Casal McCann em Portugal para encontrar "estratégia que permita maximizar a procura" de Maddie

23.09.2009 - 19:52
Kate e Gerry McCann afirmaram hoje em Lisboa que voltaram a Portugal para "encontrar novas pistas e uma estratégia que permita maximizar a procura" da sua filha Madeleine, que desapareceu há mais de dois anos no Algarve.
"É um dia muito importante para nós e para a procura de Madeleine. Isto pode ser um ponto de viragem na busca e nós estamos dispostos a fazer o que for preciso para continua a procurar a nossa filha", disse Kate McCann, que falou aos jornalistas, juntamente com o marido, Gerry, numa conferência de imprensa num hotel de Lisboa.
O casal McCann, que hoje chegou a Portugal, começou por lembrar que houve dois processos judiciais que concluíram que "não há evidências de que Maddie esteja morta ou que nós estejamos, de alguma maneira, implicados na sua morte".
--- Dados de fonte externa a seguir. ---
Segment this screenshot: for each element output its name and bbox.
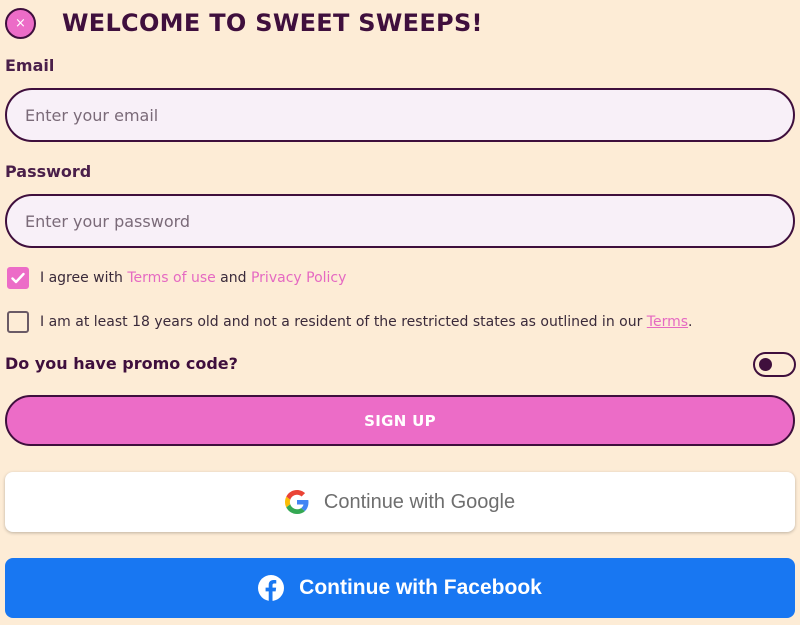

Os pais de Madeleine, que se reuniram hoje de manhã com os seus advogados em Portugal, salientaram a importância de seguir todas as pistas "que possam apontar para o desaparecimento de Maddie" e quiseram transmitir às pessoas que "ainda existe uma possibilidade dela estar viva".
Rogério Alves, um dos advogados do casal McCann, observou que "do ponto de vista jurídico a visita não representa nada", explicando tratar-se "apenas de um acto de contacto normal entre um casal e os dvogados que defendem os seus interesses".
Rogério Alves lembrou que, apesar de "o processo estar arquivado, o assunto não está", realçando que "só estará quando Kate e Gery encontrarem a sua filha".
Questionado pelos jornalistas sobre os assuntos abordados no encontro de hoje, limitou-se a responder de forma genérica, explicando que o encontro se destinou a perceber "o que é possível fazer, do ponto de vista legal, para que as buscas sejam implementadas, vivificadas e qual a melhor maneira de o fazer".
Quanto à proibição da venda do livro "A Verdade da Mentira", da autoria do ex-inspector da Polícia Judiciária (PJ) Gonçalo Amaral, o casal foi parco nas palavras.
"Não estamos aqui para falar sobre as questões judiciais ou outros aspectos legais. O mais importante é a procura de Madeleine. Mas se as pessoas prejudicam esta procura não podemos ficar quietos", respondeu Kate.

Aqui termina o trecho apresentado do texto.